Un certain journaliste du service public ne s’y trompait pas, en partageant cette « information » sur Twitter accompagnée de trois mots aussi anodins que rempli de sous-entendus, sentiment amplifié par trois accusateurs points de suspension : « voilà, voilà, voilà… ».
Prendre en compte le niveau cantonal
Tout d’abord, il faut relever une nuance qui a échappé à l’attention des fins influenceurs médiatiques : ce budget est fédéral. Il ne prend pas en compte les dépenses des partis cantonaux. La RTS éludait cette objection d’un revers de bras « ce qui est certain, c’est que le premier parti de Suisse a largement plus de moyens que ses rivaux ».
Il est impossible de tirer des conclusions définitives. Toutefois, on notera que le budget investi par les partis, si l’on prend en compte le niveau fédéral et cantonal, est plus égalitaire : 7,9 millions pour l’UDC, 7,2 millions pour le PLR, 6,8 millions pour le PS, dont les sections cantonales dépenseront plus de 5 millions.
Qu’en est-il du fonctionnement des partis ?
Un élément qui ne s’est pas retrouvé dans les analyses médiatiques est le coût de fonctionnement des structures partisanes. Les médias généralement prolixes lorsqu’il s’agit de ragots financiers n’ont pas montré d’intérêt pour cette facette. Oh, nous en saurons plus lors de la publication des comptes annuels des partis. Toujours est-il que ces chiffres ne sont pas négligeables et exercent une influence directe sur la campagne – cela d’autant plus que les comptes de quatre années pourraient être additionnés, si l’on voulait tirer un bilan de législature.
L’UDC, par exemple, s’appuie sur une équipe d’une douzaine de personnes dans son secrétariat. Sur le site internet du PS, on n’en dénombre pas moins de cinquante-huit. Sans connaître les salaires, les taux d’activité et les éventuelles externalisations, par exemple, nous reconnaissons là-aussi l’impossibilité de prononcer une sentence certaine et définitive.
Nous devons en revanche considérer avec certitude l’importance de cette deuxième partie du financement, dans laquelle un parti peut aisément dissimuler une partie non-négligeable de ses frais de campagne (personnel de secrétariat rédigeant le programme et les documents stratégiques, soutien aux candidats, événements du parti visant la mobilisation…).

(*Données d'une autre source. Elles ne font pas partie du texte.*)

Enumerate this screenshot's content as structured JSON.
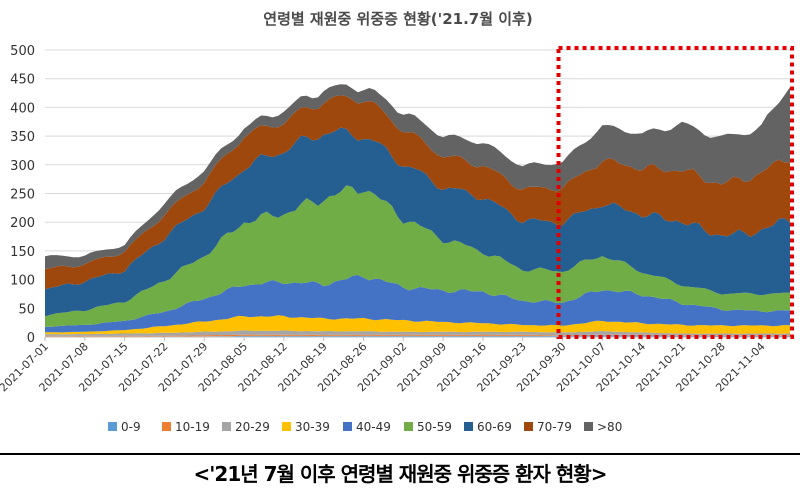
{
  "chart_data": {
    "type": "area",
    "stacked": true,
    "title": "연령별 재원중 위중증 현황('21.7월 이후)",
    "caption": "<'21년 7월 이후 연령별 재원중 위중증 환자 현황>",
    "ylim": [
      0,
      500
    ],
    "yticks": [
      0,
      50,
      100,
      150,
      200,
      250,
      300,
      350,
      400,
      450,
      500
    ],
    "x_tick_labels": [
      "2021-07-01",
      "2021-07-08",
      "2021-07-15",
      "2021-07-22",
      "2021-07-29",
      "2021-08-05",
      "2021-08-12",
      "2021-08-19",
      "2021-08-26",
      "2021-09-02",
      "2021-09-09",
      "2021-09-16",
      "2021-09-23",
      "2021-09-30",
      "2021-10-07",
      "2021-10-14",
      "2021-10-21",
      "2021-10-28",
      "2021-11-04"
    ],
    "highlight_region": {
      "from_day": 91,
      "to_day": 131,
      "style": "red-dotted"
    },
    "anchor_days": [
      0,
      7,
      14,
      21,
      28,
      35,
      42,
      49,
      56,
      63,
      70,
      77,
      84,
      91,
      98,
      105,
      112,
      119,
      126,
      131
    ],
    "series": [
      {
        "name": "0-9",
        "color": "#5b9bd5",
        "anchors": [
          1,
          1,
          1,
          1,
          1,
          2,
          2,
          2,
          2,
          2,
          2,
          2,
          2,
          2,
          3,
          3,
          2,
          2,
          2,
          2
        ]
      },
      {
        "name": "10-19",
        "color": "#ed7d31",
        "anchors": [
          1,
          1,
          1,
          1,
          2,
          2,
          2,
          2,
          2,
          2,
          2,
          2,
          2,
          1,
          1,
          1,
          1,
          1,
          1,
          1
        ]
      },
      {
        "name": "20-29",
        "color": "#a5a5a5",
        "anchors": [
          3,
          3,
          4,
          5,
          6,
          7,
          7,
          6,
          6,
          5,
          5,
          5,
          5,
          5,
          6,
          4,
          3,
          3,
          3,
          3
        ]
      },
      {
        "name": "30-39",
        "color": "#ffc000",
        "anchors": [
          3,
          4,
          6,
          12,
          18,
          25,
          25,
          22,
          22,
          20,
          17,
          15,
          12,
          12,
          18,
          16,
          15,
          14,
          14,
          14
        ]
      },
      {
        "name": "40-49",
        "color": "#4472c4",
        "anchors": [
          10,
          12,
          16,
          25,
          40,
          55,
          60,
          60,
          75,
          58,
          55,
          55,
          42,
          40,
          55,
          50,
          38,
          28,
          25,
          26
        ]
      },
      {
        "name": "50-59",
        "color": "#70ad47",
        "anchors": [
          20,
          26,
          34,
          55,
          75,
          110,
          120,
          150,
          155,
          120,
          90,
          70,
          55,
          55,
          60,
          40,
          32,
          28,
          30,
          30
        ]
      },
      {
        "name": "60-69",
        "color": "#255e91",
        "anchors": [
          45,
          50,
          55,
          75,
          85,
          95,
          110,
          115,
          90,
          95,
          90,
          95,
          85,
          85,
          90,
          100,
          110,
          100,
          110,
          132
        ]
      },
      {
        "name": "70-79",
        "color": "#9e480e",
        "anchors": [
          35,
          30,
          32,
          40,
          45,
          55,
          50,
          55,
          65,
          60,
          55,
          55,
          55,
          60,
          75,
          80,
          90,
          90,
          100,
          108
        ]
      },
      {
        "name": ">80",
        "color": "#636363",
        "anchors": [
          22,
          15,
          12,
          20,
          20,
          15,
          20,
          20,
          20,
          30,
          35,
          40,
          40,
          45,
          60,
          60,
          80,
          80,
          80,
          125
        ]
      }
    ]
  }
}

Les associations politiques ne sont pas prise en compte
Est-on arrivé au bout ? Non, bien sûr. Ce serait vite oublier l’impact des associations engagée de près ou de loin en politique. Souvent décriées pour leur lobbyisme, les associations patronales traditionnellement favorables au camp bourgeois ont récemment dû céder la première place de l’influence aux ONG de gauche. En 2019, année d’élections fédérales, ces soutiens des partis roses-verts ont dépensé 39 millions de francs en campagnes politiques.
Il est par ailleurs toujours difficile de considérer exactement ce qui tombe dans la catégorie des dépenses politiques ou pas. Un classement Greenpeace des candidats prétendument respectueux de la nature, qui ne respecte pas la plus élémentaire rigueur scientifique dans le but de favoriser les candidats de certains partis, sans l’ombre d’un doute, en fait partie.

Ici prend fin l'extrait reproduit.